Conventions and Notation

The following terminology will be used throughout the book.

  • Variables can be split into two types: the variables we intend to model are referred to as target or output variables, while the variables we use to model the target variables are referred to as predictors, features, or input variables. These are also known as the dependent and independent variables, respectively.

  • An observation is a single collection of predictors and target variables. Multiple observations with the same variables are combined to form a dataset.

  • A training dataset is one used to build a machine learning model. A validation dataset is one used to compare multiple models built on the same training dataset with different parameters. A testing dataset is one used to evaluate a final model.

  • Variables, whether predictors or targets, may be quantitative or categorical. Quantitative variables follow a continuous or near-continuous scale (such as height in inches or income in dollars). Categorical variables fall in one of a discrete set of groups (such as nation of birth or species type). While the values of categorical variables may follow some natural order (such as shirt size), this is not assumed.

  • Modeling tasks are referred to as regression if the target is quantitative and classification if the target is categorical. Note that regression does not necessarily refer to ordinary least squares (OLS) linear regression.

Unless indicated otherwise, the following conventions are used to represent data and datasets.

  • Training datasets are assumed to have \(N\) observations and \(D\) predictors.
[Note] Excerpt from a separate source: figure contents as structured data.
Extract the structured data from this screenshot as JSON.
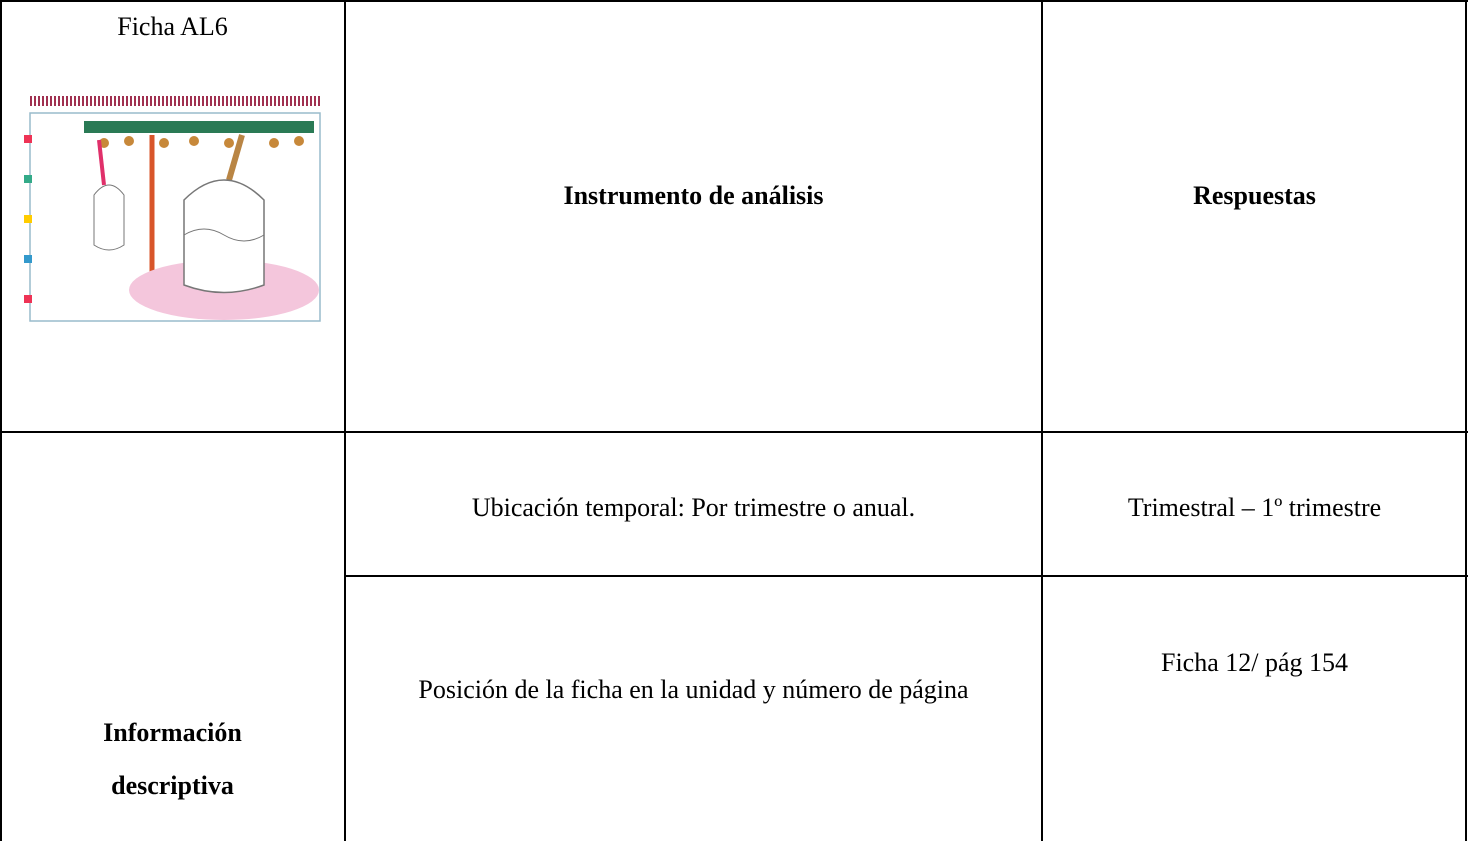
{
  "table": {
    "header": {
      "caption": "Ficha AL6",
      "columns": [
        "Instrumento de análisis",
        "Respuestas"
      ]
    },
    "section": {
      "label": "Información descriptiva",
      "rows": [
        [
          "Ubicación temporal: Por trimestre o anual.",
          "Trimestral – 1º trimestre"
        ],
        [
          "Posición de la ficha en la unidad y número de página",
          "Ficha 12/ pág 154"
        ]
      ]
    }
  }
}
  • The vector of features for the \(n^\text{th}\) observation is given by \(\bx_n\). Note that \(\bx_n\) might include functions of the original predictors through feature engineering. When the target variable is single-dimensional (i.e. there is only one target variable per observation), it is given by \(y_n\); when there are multiple target variables per observation, the vector of targets is given by \(\by_n\).
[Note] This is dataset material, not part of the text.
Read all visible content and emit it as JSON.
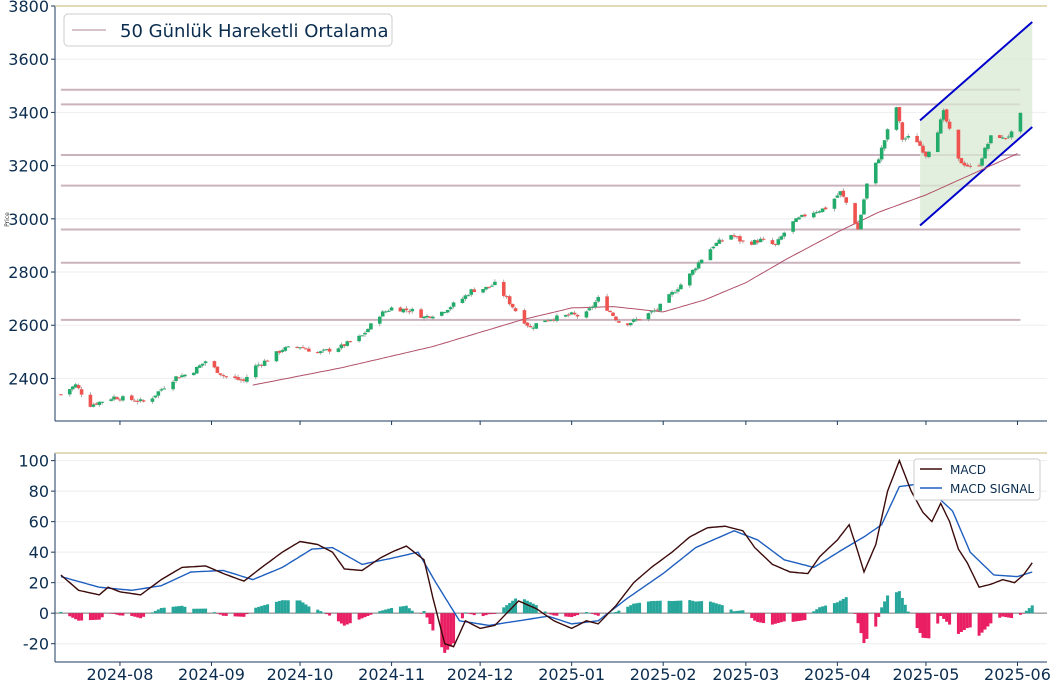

  • The entire collection of input and output data is often represented with \(\{\bx_n, y_n\}_{n = 1}^N\), which implies observation \(n\) has a multi-dimensional predictor vector \(\bx_n\) and a target variable \(y_n\) for \(n = 1, 2, \dots, N\).

  • Many models, such as ordinary linear regression, append an intercept term to the predictor vector. When this is the case, \(\bx_n\) will be defined as

    \[ \bx_n = \begin{pmatrix} 1 & x_{n1} & x_{n2} & ... & x_{nD} \end{pmatrix}. \]
  • Feature matrices or data frames are created by concatenating feature vectors across observations. Within a matrix, feature vectors are row vectors, with \(\bx_n\) representing the matrix’s \(n^\text{th}\) row. These matrices are then given by \(\bX\). If a leading 1 is appended to each \(\bx_n\), the first column of the corresponding feature matrix \(\bX\) will consist of only 1s.
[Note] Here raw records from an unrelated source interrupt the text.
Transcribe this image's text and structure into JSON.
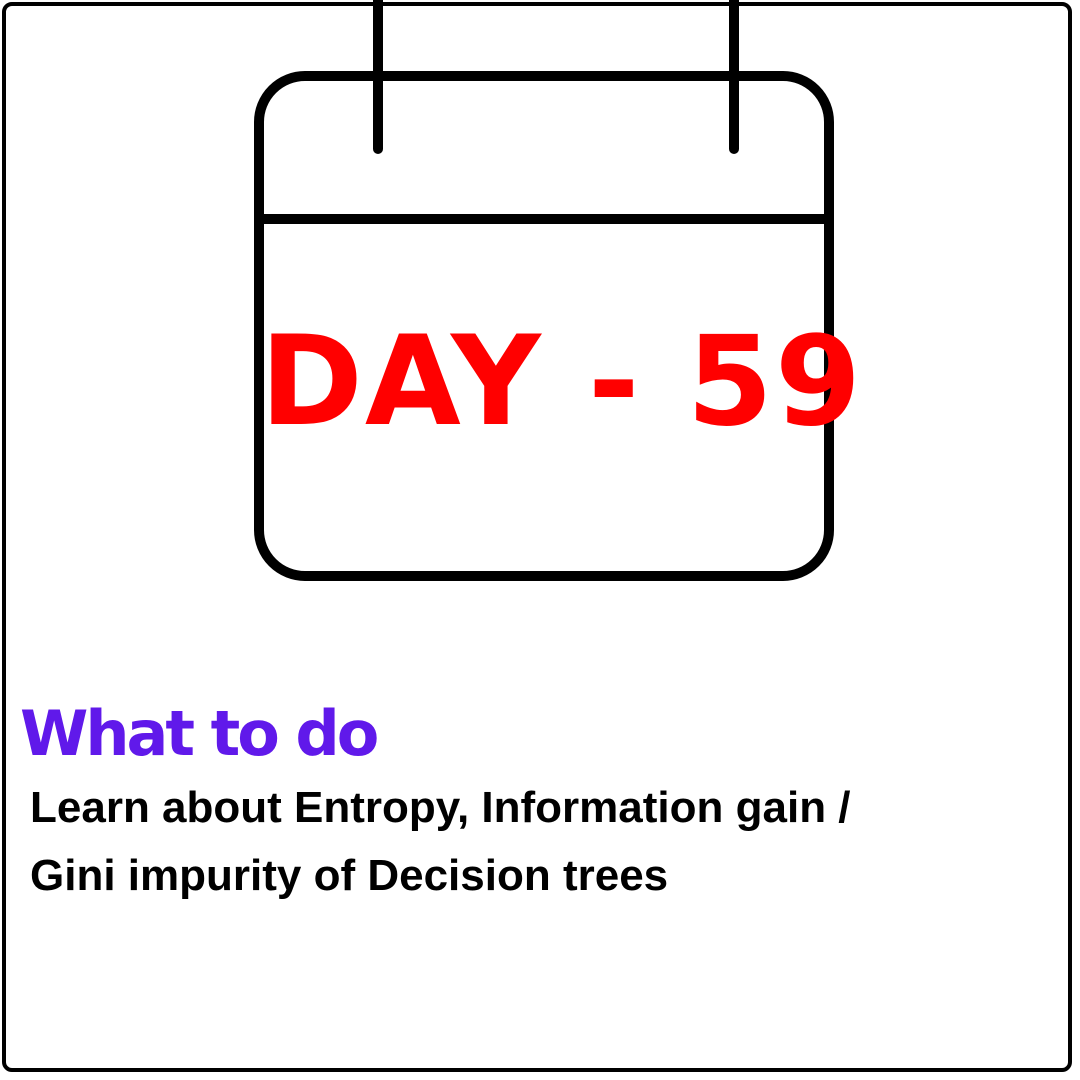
{
  "colors": {
    "day_title": "#ff0000",
    "heading": "#6019ea",
    "outline": "#000000",
    "background": "#ffffff"
  },
  "calendar": {
    "icon": "calendar-icon",
    "title": "DAY - 59"
  },
  "section": {
    "heading": "What to do",
    "task_lines": [
      "Learn about Entropy, Information gain /",
      "Gini impurity of Decision trees"
    ]
  }
}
Finally, the following mathematical and notational conventions are used.

  • Scalar values will be non-boldface and lowercase, random variables will be non-boldface and uppercase, vectors will be bold and lowercase, and matrices will be bold and uppercase. E.g. \(b\) is a scalar, \(B\) a random variable, \(\mathbf{b}\) a vector, and \(\mathbf{B}\) a matrix.

  • Unless indicated otherwise, all vectors are assumed to be column vectors. Since feature vectors (such as \(\bx_n\) and \(\bphi_n\) above) are entered into data frames as rows, they will sometimes be treated as row vectors, even outside of data frames.

  • Matrix or vector derivatives, covered in the math appendix, will use the numerator layout convention. Let \(\by \in \R^a\) and \(\bx \in \R^b\); under this convention, the derivative \(\partial\by/\partial\bx\) is written as

\[\begin{split} \dadb{\by}{\bx} = \begin{pmatrix} \dadb{y_1}{x_1} & ... & \dadb{y_1}{x_b} \\ \dadb{y_2}{x_1} & ... & \dadb{y_2}{x_b} \\ & ... & \\ \dadb{y_a}{x_1} & ... & \dadb{y_a}{x_b} \\ \end{pmatrix}. \end{split}\]
  • The likelihood of a parameter \(\theta\) given data \(\{x_n\}_{n = 1}^N\) is represented by \(\mathcal{L}\left(\theta; \{x_n\}_{n = 1}^N\right)\). If we are considering the data to be random (i.e. not yet observed), it will be written as \(\{X_n\}_{n = 1}^N\). If the data in consideration is obvious, we may write the likelihood as just \(\mathcal{L}(\theta)\).